Praça de táxis do Hotel Altis. Enquanto aguardo o cliente que tarda em chegar, observo o movimento da Rua Castilho, zona de escritórios. Um grupo de jovens executivos aproxima-se. Fatos em tom cinzento, gravatas berrantes de cores fluorescentes (vermelho, rosa, verde-alface...), em dia de muito calor. A gravata tornou-se um adorno obrigatório em certas categorias profissionais.
Não me sinto bem com aquela coisa pendurada no pescoço, mas há dias teve de ser! Casamento oblige! Aguentei estoicamente a cerimónia, mas quando cheguei ao restaurante o estranho objecto voou, como que por milagre, para o bolso do casaco, enquanto os meus parceiros de mesa mantiveram a postura até ao fim. Louvo-lhes o sacrifício!
Afinal, não estou sozinho nesta aversão às gravatas... Verifiquei, com agrado, que tenho pelo menos um compagnon de route. Na final da Taça de Portugal, conquistada pelo Sporting, mal o árbitro apitou para o fim do jogo o técnico Paulo Bento tratou de tirar a gravata verde-alface que adoptou desde que chegou a técnico principal dos leões. Gostei da atitude!

2.6.07

Logo pela manhãzinha, calha-me um serviço para a zona do Montijo — um inglês que se dirige a uma plantação de tomates. Regresso, faço meia dúzia de «corridas» e paro na praça do Hotel Altis — um casal brasileiro, de Salvador da Baía, propõe-me uma visita (guiada) pela cidade.
O primeiro cliente veio importar tomates para Inglaterra (Portsmouth). Manuel Fernandes, Cristiano Ronaldo, José Mourinho e agora Nani e Anderson... Afinal, somos exportadores de futebol e... também de tomates! (fiquei agora a saber). Além da cortiça para a Rússia!
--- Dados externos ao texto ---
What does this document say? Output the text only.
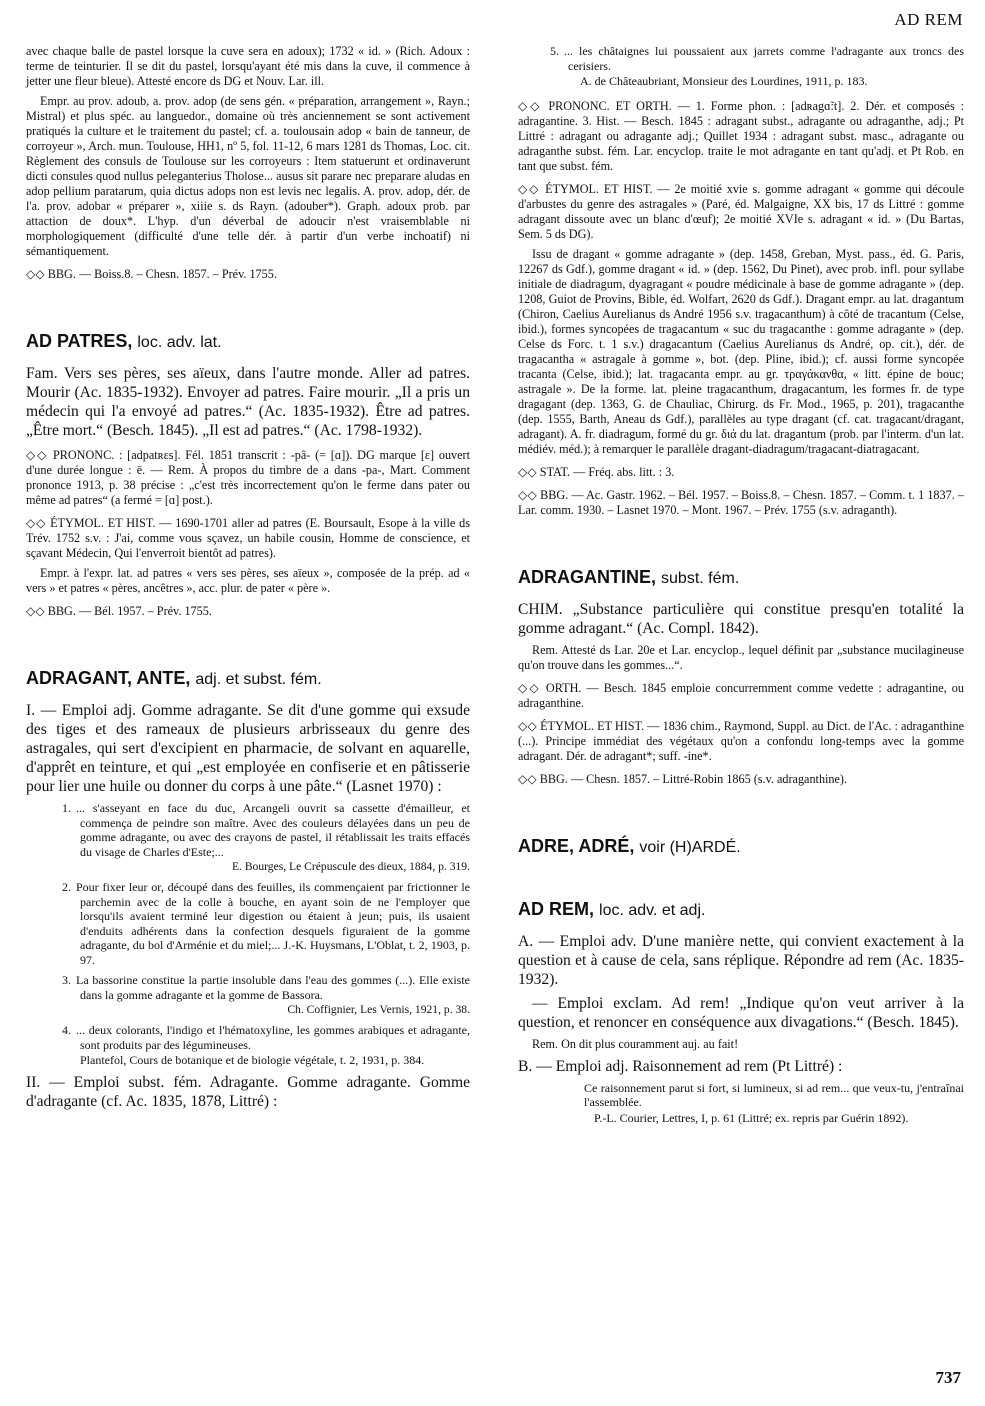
AD REM

avec chaque balle de pastel lorsque la cuve sera en adoux); 1732 « id. » (Rich. Adoux : terme de teinturier. Il se dit du pastel, lorsqu'ayant été mis dans la cuve, il commence à jetter une fleur bleue). Attesté encore ds DG et Nouv. Lar. ill.

Empr. au prov. adoub, a. prov. adop (de sens gén. « préparation, arrangement », Rayn.; Mistral) et plus spéc. au languedor., domaine où très anciennement se sont activement pratiqués la culture et le traitement du pastel; cf. a. toulousain adop « bain de tanneur, de corroyeur », Arch. mun. Toulouse, HH1, nº 5, fol. 11-12, 6 mars 1281 ds Thomas, Loc. cit. Règlement des consuls de Toulouse sur les corroyeurs : Item statuerunt et ordinaverunt dicti consules quod nullus peleganterius Tholose... ausus sit parare nec preparare aludas en adop pellium paratarum, quia dictus adops non est levis nec legalis. A. prov. adop, dér. de l'a. prov. adobar « préparer », xiiie s. ds Rayn. (adouber*). Graph. adoux prob. par attaction de doux*. L'hyp. d'un déverbal de adoucir n'est vraisemblable ni morphologiquement (difficulté d'une telle dér. à partir d'un verbe inchoatif) ni sémantiquement.

◇◇ BBG. — Boiss.8. – Chesn. 1857. – Prév. 1755.

AD PATRES, loc. adv. lat.

Fam. Vers ses pères, ses aïeux, dans l'autre monde. Aller ad patres. Mourir (Ac. 1835-1932). Envoyer ad patres. Faire mourir. „Il a pris un médecin qui l'a envoyé ad patres.“ (Ac. 1835-1932). Être ad patres. „Être mort.“ (Besch. 1845). „Il est ad patres.“ (Ac. 1798-1932).

◇◇ PRONONC. : [adpatʀɛs]. Fél. 1851 transcrit : -pâ- (= [ɑ]). DG marque [ɛ] ouvert d'une durée longue : ē. — Rem. À propos du timbre de a dans -pa-, Mart. Comment prononce 1913, p. 38 précise : „c'est très incorrectement qu'on le ferme dans pater ou même ad patres“ (a fermé = [ɑ] post.).

◇◇ ÉTYMOL. ET HIST. — 1690-1701 aller ad patres (E. Boursault, Esope à la ville ds Trév. 1752 s.v. : J'ai, comme vous sçavez, un habile cousin, Homme de conscience, et sçavant Médecin, Qui l'enverroit bientôt ad patres).

Empr. à l'expr. lat. ad patres « vers ses pères, ses aïeux », composée de la prép. ad « vers » et patres « pères, ancêtres », acc. plur. de pater « père ».

◇◇ BBG. — Bél. 1957. – Prév. 1755.

ADRAGANT, ANTE, adj. et subst. fém.

I. — Emploi adj. Gomme adragante. Se dit d'une gomme qui exsude des tiges et des rameaux de plusieurs arbrisseaux du genre des astragales, qui sert d'excipient en pharmacie, de solvant en aquarelle, d'apprêt en teinture, et qui „est employée en confiserie et en pâtisserie pour lier une huile ou donner du corps à une pâte.“ (Lasnet 1970) :

1. ... s'asseyant en face du duc, Arcangeli ouvrit sa cassette d'émailleur, et commença de peindre son maître. Avec des couleurs délayées dans un peu de gomme adragante, ou avec des crayons de pastel, il rétablissait les traits effacés du visage de Charles d'Este;...

E. Bourges, Le Crépuscule des dieux, 1884, p. 319.

2. Pour fixer leur or, découpé dans des feuilles, ils commençaient par frictionner le parchemin avec de la colle à bouche, en ayant soin de ne l'employer que lorsqu'ils avaient terminé leur digestion ou étaient à jeun; puis, ils usaient d'enduits adhérents dans la confection desquels figuraient de la gomme adragante, du bol d'Arménie et du miel;... J.-K. Huysmans, L'Oblat, t. 2, 1903, p. 97.

3. La bassorine constitue la partie insoluble dans l'eau des gommes (...). Elle existe dans la gomme adragante et la gomme de Bassora.

Ch. Coffignier, Les Vernis, 1921, p. 38.

4. ... deux colorants, l'indigo et l'hématoxyline, les gommes arabiques et adragante, sont produits par des légumineuses.

Plantefol, Cours de botanique et de biologie végétale, t. 2, 1931, p. 384.

II. — Emploi subst. fém. Adragante. Gomme adragante. Gomme d'adragante (cf. Ac. 1835, 1878, Littré) :

5. ... les châtaignes lui poussaient aux jarrets comme l'adragante aux troncs des cerisiers.

A. de Châteaubriant, Monsieur des Lourdines, 1911, p. 183.

◇◇ PRONONC. ET ORTH. — 1. Forme phon. : [adʀagɑ̃:t]. 2. Dér. et composés : adragantine. 3. Hist. — Besch. 1845 : adragant subst., adragante ou adraganthe, adj.; Pt Littré : adragant ou adragante adj.; Quillet 1934 : adragant subst. masc., adragante ou adraganthe subst. fém. Lar. encyclop. traite le mot adragante en tant qu'adj. et Pt Rob. en tant que subst. fém.

◇◇ ÉTYMOL. ET HIST. — 2e moitié xvie s. gomme adragant « gomme qui découle d'arbustes du genre des astragales » (Paré, éd. Malgaigne, XX bis, 17 ds Littré : gomme adragant dissoute avec un blanc d'œuf); 2e moitié XVIe s. adragant « id. » (Du Bartas, Sem. 5 ds DG).

Issu de dragant « gomme adragante » (dep. 1458, Greban, Myst. pass., éd. G. Paris, 12267 ds Gdf.), gomme dragant « id. » (dep. 1562, Du Pinet), avec prob. infl. pour syllabe initiale de diadragum, dyagragant « poudre médicinale à base de gomme adragante » (dep. 1208, Guiot de Provins, Bible, éd. Wolfart, 2620 ds Gdf.). Dragant empr. au lat. dragantum (Chiron, Caelius Aurelianus ds André 1956 s.v. tragacanthum) à côté de tracantum (Celse, ibid.), formes syncopées de tragacantum « suc du tragacanthe : gomme adragante » (dep. Celse ds Forc. t. 1 s.v.) dragacantum (Caelius Aurelianus ds André, op. cit.), dér. de tragacantha « astragale à gomme », bot. (dep. Pline, ibid.); cf. aussi forme syncopée tracanta (Celse, ibid.); lat. tragacanta empr. au gr. τραγάκανθα, « litt. épine de bouc; astragale ». De la forme. lat. pleine tragacanthum, dragacantum, les formes fr. de type dragagant (dep. 1363, G. de Chauliac, Chirurg. ds Fr. Mod., 1965, p. 201), tragacanthe (dep. 1555, Barth, Aneau ds Gdf.), parallèles au type dragant (cf. cat. tragacant/dragant, adragant). A. fr. diadragum, formé du gr. διά du lat. dragantum (prob. par l'interm. d'un lat. médiév. méd.); à remarquer le parallèle dragant-diadragum/tragacant-diatragacant.

◇◇ STAT. — Fréq. abs. litt. : 3.

◇◇ BBG. — Ac. Gastr. 1962. – Bél. 1957. – Boiss.8. – Chesn. 1857. – Comm. t. 1 1837. – Lar. comm. 1930. – Lasnet 1970. – Mont. 1967. – Prév. 1755 (s.v. adraganth).

ADRAGANTINE, subst. fém.

CHIM. „Substance particulière qui constitue presqu'en totalité la gomme adragant.“ (Ac. Compl. 1842).

Rem. Attesté ds Lar. 20e et Lar. encyclop., lequel définit par „substance mucilagineuse qu'on trouve dans les gommes...“.

◇◇ ORTH. — Besch. 1845 emploie concurremment comme vedette : adragantine, ou adraganthine.

◇◇ ÉTYMOL. ET HIST. — 1836 chim., Raymond, Suppl. au Dict. de l'Ac. : adraganthine (...). Principe immédiat des végétaux qu'on a confondu long-temps avec la gomme adragant. Dér. de adragant*; suff. -ine*.

◇◇ BBG. — Chesn. 1857. – Littré-Robin 1865 (s.v. adraganthine).

ADRE, ADRÉ, voir (H)ARDÉ.
AD REM, loc. adv. et adj.

A. — Emploi adv. D'une manière nette, qui convient exactement à la question et à cause de cela, sans réplique. Répondre ad rem (Ac. 1835-1932).

— Emploi exclam. Ad rem! „Indique qu'on veut arriver à la question, et renoncer en conséquence aux divagations.“ (Besch. 1845).

Rem. On dit plus couramment auj. au fait!

B. — Emploi adj. Raisonnement ad rem (Pt Littré) :

Ce raisonnement parut si fort, si lumineux, si ad rem... que veux-tu, j'entraînai l'assemblée.

P.-L. Courier, Lettres, I, p. 61 (Littré; ex. repris par Guérin 1892).

737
Os meus clientes brasileiros estão encantados com Lisboa. Querem conhecer a parte antiga. Passeio pelo Bairro Alto, Madragoa, Alfama... Comparam-na a Salvador da Baía (ou vice-versa). Com uma diferença: a capital portuguesa está restaurada e muito mais bonita. Dizem eles!
Estes sinais levantam-me o ego. Afinal, um país que até exporta cristianos ronaldos, nanis, mourinhos e... tomates, tudo produtos de primeira qualidade, só pode ter um grande futuro!